Ta che, tirer un horoscope

Voilà un des moyens populaires de connaître l’avenir sans frais. L’opérateur tient sa main gauche ouverte, bien étendue, sans se préoccuper du pouce ni du petit doigt, fixant son attention sur les jointures des doigts médians. (3×3=9jointures ; mais les 3 jointures inférieures ne sont pas utilisées.)

Voilà son instrument de divination.

Sur ces jointures, il compte le nombre de mois ; le nombre de jours, le nombre d’heures, marquant la date précise de l’affaire dont il veut avoir connaissance. La dernière jointure où s’arrête le dernier nombre indiquera la solution. Car chacune des 6 jointures a un cliché correspondant bon ou défavorable. Exemple. J’ai perdu un objet à la IIIe lune, le 4e jour, à la 5e heure. Pourrai-je le retrouver?

Comptons sur les jointures : 3 pour la lune, 4 pour les jours, 5 pour les heures : on s’arrête ainsi sur la dernière jointure, la 12e, siao ki, petite chance.
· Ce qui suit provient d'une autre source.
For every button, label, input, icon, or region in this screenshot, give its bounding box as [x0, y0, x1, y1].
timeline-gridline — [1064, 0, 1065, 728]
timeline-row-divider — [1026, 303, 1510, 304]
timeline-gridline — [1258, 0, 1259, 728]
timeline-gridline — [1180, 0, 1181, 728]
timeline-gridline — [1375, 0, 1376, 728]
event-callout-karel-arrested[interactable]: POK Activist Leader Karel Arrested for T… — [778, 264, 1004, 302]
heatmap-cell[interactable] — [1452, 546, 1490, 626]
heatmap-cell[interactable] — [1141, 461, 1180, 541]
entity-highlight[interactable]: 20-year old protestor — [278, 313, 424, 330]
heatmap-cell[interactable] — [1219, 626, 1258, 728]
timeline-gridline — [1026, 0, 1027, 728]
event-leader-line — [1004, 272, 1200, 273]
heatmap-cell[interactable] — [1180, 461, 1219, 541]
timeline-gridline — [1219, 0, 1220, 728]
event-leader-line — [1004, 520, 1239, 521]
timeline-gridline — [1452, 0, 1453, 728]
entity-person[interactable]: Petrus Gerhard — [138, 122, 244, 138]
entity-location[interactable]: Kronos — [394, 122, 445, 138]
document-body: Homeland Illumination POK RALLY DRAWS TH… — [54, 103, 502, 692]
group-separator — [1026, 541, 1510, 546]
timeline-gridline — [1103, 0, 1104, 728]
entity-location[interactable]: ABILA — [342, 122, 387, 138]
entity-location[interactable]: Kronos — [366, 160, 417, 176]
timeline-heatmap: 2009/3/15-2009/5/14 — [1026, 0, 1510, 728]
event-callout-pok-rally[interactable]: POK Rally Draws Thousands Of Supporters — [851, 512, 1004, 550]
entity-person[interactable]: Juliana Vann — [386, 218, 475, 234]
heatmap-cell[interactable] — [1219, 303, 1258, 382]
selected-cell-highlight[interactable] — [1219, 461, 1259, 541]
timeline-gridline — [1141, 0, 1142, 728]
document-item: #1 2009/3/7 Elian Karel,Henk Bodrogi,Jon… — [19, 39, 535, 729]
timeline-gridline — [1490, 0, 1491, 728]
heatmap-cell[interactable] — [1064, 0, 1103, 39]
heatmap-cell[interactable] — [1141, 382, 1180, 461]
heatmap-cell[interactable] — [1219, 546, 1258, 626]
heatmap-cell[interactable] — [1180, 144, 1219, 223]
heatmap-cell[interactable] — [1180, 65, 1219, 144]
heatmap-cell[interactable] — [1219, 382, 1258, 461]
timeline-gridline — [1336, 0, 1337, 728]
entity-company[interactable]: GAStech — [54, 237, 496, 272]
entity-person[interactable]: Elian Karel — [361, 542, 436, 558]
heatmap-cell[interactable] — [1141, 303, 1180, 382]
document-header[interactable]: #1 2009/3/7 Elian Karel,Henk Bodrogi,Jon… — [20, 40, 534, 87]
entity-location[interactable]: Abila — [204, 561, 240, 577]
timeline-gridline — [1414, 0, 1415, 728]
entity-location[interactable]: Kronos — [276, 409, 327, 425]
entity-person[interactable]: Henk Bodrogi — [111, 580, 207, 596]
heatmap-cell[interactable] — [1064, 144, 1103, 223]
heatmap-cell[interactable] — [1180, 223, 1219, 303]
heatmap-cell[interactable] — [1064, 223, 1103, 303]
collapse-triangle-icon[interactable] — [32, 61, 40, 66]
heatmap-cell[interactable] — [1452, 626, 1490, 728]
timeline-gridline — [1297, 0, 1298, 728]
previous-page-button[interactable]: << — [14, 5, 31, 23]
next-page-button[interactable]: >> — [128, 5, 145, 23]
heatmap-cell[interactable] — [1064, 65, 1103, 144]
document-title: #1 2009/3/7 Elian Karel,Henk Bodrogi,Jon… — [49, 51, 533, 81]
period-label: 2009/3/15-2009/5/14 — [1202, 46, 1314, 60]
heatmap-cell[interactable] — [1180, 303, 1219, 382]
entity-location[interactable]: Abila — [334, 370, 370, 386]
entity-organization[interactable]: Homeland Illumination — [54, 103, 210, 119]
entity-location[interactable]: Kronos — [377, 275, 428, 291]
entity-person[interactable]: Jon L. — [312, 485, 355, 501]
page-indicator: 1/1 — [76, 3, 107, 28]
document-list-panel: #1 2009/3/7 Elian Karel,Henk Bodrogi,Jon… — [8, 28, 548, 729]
Voici les six clichés pour les six jointures, en commençant par l’index :

  • Ta ngan, parfaite paix
  • Lieou lien, un peu de patience
  • Sou hi, prompte joie
  • Tch’e k’eou, mécomptes (bouche rouge)
  • Siao ki, petite chance
  • K’ong wang, vide et mort

Tch’eou-p’ai, tirer les cartes

Sur des cartes tirées au hasard après avoir prié le poussah, brûlé de l’encens, fait les prostrations rituelles, on trouve écrite ou indiquée par des emblèmes, la réponse à une question posée.

Interroger  Yuen-koang

On demande à ce génie qui est l’auteur d’un vol, qui a mis le feu à une maison, qui a fait tel mauvais coup. Avec un bol d’eau, ou avec un miroir, ou avec une coquille d’œuf, ou même sur le bord d’un canal ou d’une pièce d’eau, on demande à voir la figure du coupable apparaître dans le lieu où on fixe son regard. Si la figure n’apparaît pas, on demande à voir au moins les habits qu’il portait au moment du crime. Si le coupable a soin d’entrer dans les lieux d’aisance, il échappe sûrement aux recherches de Yuen-koang.

‘Kiang-ki’  (Ts’ing San-kou-niang).

Dans la nuit du 29 de la XIIe lune, ou du 9 ou 15 de la 1e, les gens de Hai-men (Kiang sou) interrogent San kou, (alias Tse kou chen), la déesse des Latrines, pour savoir si l’année sera bonne ou mauvaise. Un fen ki (panier à balayures etc…) en bambou ╓106 est lié à une balance chinoise (sorte de romaine) ; sur le côté opposé on place un bonnet de femme (bandeau annulaire). Deux hommes prennent les extrémités de la tige de la balance, la portent dans les cabinets d’aisances avec le fen ki, et invitent San kou à venir à la maison. Sur une table, on a étendu une couche de riz ou de cendre ; les deux hommes tournent lentement le fen ki renversé, et prient San kou de bien vouloir écrire, avec le bout du bandeau, la réponse aux questions posées, v.g. : Le riz sera t il bon ? Le maïs sera t il abondant ? Aurons nous une bonne récolte de lai-mé (sorte de blé seigle) ? L’année sera t elle sèche ou pluvieuse ? etc. La matrone est ensuite reconduite aux W. C., non sans avoir reçu les remerciements des interrogateurs.